M&A

A biotech billionaire grabs microcap GenVec and its gene vector tech in buyout

Thomas D. Reed, Intrexon

After wrestling out of a delisting notice and penny stock territory last year, the tiny micro-cap biotech GenVec $GNVC has finally found the buyer it has long been looking for. Intrexon $XON, backed by biotech billionaire Randal Kirk, has swooped in to buy the Gaithersburg, MD-based company and its viral gene delivery system in an all-stock deal.

The buyout gives GenVec shareholders a payout of about $7 a share, a 54% premium over the stock price at the time the merger was announced this morning. The shareholders will also get half of any milestone money that comes its way in the next 36 months. GenVec had a market cap of only $10 million.
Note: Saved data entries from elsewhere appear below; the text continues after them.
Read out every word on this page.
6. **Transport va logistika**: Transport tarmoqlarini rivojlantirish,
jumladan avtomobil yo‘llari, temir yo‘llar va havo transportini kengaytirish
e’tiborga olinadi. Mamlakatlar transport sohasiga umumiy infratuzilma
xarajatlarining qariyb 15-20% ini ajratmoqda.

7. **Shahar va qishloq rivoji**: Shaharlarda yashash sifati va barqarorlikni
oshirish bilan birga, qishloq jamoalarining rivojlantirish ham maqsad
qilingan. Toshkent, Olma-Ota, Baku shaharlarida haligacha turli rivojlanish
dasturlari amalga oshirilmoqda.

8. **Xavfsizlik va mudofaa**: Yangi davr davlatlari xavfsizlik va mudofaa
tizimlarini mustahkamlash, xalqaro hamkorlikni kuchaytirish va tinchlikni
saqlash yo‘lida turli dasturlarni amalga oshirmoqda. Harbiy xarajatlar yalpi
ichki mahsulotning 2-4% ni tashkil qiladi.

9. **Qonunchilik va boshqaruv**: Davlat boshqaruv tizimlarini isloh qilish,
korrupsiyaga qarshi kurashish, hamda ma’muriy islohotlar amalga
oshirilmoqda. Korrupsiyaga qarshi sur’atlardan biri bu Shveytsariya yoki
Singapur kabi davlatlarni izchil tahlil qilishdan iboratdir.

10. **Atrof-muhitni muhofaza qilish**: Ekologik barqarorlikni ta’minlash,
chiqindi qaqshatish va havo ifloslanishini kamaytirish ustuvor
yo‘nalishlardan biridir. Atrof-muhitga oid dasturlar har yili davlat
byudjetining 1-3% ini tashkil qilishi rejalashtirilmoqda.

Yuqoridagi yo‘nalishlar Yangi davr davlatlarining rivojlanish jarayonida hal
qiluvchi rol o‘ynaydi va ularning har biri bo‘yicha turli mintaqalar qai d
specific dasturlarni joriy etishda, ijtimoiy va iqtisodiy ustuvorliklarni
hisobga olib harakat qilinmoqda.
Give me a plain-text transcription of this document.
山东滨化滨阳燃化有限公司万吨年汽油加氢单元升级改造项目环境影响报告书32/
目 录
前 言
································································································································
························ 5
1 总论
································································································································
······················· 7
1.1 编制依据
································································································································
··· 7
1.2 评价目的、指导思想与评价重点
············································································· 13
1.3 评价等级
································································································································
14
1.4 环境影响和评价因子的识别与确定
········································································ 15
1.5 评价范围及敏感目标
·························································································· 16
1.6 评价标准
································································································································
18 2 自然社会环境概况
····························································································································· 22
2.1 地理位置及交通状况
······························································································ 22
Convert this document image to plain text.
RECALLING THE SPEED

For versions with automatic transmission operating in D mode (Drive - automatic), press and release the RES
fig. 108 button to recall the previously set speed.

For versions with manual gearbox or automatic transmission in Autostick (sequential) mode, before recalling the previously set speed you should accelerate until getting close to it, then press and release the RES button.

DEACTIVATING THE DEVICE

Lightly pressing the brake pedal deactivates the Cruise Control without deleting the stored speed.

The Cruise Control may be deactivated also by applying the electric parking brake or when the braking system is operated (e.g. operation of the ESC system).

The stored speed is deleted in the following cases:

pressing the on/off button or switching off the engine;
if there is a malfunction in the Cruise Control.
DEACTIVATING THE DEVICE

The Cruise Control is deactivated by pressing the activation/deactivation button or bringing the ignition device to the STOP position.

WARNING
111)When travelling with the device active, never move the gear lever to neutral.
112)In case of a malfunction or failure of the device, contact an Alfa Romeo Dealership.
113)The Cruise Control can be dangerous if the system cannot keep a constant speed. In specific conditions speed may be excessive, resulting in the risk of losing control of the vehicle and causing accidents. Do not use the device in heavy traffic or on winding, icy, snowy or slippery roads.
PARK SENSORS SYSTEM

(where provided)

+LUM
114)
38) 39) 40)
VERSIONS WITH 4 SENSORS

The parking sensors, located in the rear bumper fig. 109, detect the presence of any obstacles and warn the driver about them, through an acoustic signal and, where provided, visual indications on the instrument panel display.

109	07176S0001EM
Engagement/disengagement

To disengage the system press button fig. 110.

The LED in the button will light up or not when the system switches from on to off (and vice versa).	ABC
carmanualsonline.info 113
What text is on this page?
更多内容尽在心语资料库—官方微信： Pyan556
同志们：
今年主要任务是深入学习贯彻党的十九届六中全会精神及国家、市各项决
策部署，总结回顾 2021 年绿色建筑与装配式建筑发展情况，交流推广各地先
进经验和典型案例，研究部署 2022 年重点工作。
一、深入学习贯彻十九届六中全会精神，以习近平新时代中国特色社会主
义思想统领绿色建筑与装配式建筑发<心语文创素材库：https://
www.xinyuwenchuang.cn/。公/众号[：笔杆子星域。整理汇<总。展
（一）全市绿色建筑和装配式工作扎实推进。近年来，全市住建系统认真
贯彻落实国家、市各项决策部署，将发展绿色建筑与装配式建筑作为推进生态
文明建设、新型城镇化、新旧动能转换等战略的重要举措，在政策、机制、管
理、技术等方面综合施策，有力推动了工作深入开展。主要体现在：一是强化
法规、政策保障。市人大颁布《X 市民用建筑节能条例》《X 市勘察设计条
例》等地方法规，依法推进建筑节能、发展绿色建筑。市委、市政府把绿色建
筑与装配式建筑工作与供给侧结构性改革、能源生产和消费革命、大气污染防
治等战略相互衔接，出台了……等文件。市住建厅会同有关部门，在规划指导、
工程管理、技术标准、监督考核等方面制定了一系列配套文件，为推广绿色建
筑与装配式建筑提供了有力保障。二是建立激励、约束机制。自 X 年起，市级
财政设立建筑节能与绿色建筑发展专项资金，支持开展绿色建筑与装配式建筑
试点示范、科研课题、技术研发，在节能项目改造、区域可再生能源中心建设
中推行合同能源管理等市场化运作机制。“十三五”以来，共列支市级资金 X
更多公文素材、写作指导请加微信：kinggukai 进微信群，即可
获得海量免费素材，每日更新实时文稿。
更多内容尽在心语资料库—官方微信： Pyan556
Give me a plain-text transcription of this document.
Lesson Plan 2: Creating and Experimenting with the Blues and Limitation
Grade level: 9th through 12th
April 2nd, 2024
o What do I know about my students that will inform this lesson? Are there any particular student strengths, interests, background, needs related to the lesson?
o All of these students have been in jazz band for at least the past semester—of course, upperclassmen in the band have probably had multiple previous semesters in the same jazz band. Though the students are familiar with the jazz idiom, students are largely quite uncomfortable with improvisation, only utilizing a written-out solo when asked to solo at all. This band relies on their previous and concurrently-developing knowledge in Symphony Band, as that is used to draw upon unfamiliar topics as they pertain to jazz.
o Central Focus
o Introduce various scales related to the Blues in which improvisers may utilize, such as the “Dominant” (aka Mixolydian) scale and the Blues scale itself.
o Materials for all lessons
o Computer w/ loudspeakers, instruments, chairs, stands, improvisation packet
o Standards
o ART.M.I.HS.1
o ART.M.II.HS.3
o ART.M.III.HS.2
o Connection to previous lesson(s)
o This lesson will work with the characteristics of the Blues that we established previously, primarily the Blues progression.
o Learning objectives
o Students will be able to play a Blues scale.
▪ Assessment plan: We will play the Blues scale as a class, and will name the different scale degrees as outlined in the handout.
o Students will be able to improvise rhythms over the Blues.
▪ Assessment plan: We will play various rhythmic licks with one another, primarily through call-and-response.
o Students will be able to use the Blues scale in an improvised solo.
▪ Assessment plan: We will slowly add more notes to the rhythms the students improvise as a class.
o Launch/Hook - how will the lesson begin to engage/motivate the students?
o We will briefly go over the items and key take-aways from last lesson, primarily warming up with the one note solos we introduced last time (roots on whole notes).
GenVec’s troubles date back about five years, when its gene therapy for pancreatic cancer flunked a clinical trial, raising doubts about its know-how. But last July the FDA raised a hold on its program for hearing loss, partnered with Novartis. And now Intrexon wants the gene delivery tech for its own work.

GenVec’s platform tech, says Intrexon, offers a more scalable approach with a bigger potential payload. Thomas D. Reed, PhD, Intrexon’s chief science officer commented:

“Our acquisition of GenVec will mark our continuing commitment to add gene delivery platforms that complement our multigenic control systems.  Intrexon’s proficiency in using various viral as well as non-viral transfer techniques to integrate our gene programs affords us the capability to pursue an array of in vivo and ex vivo gene and cell therapy approaches, and the addition of a helper-dependent adenoviral system with a substantial payload capacity dramatically expands the types of in vivo therapeutic programs we can pursue.”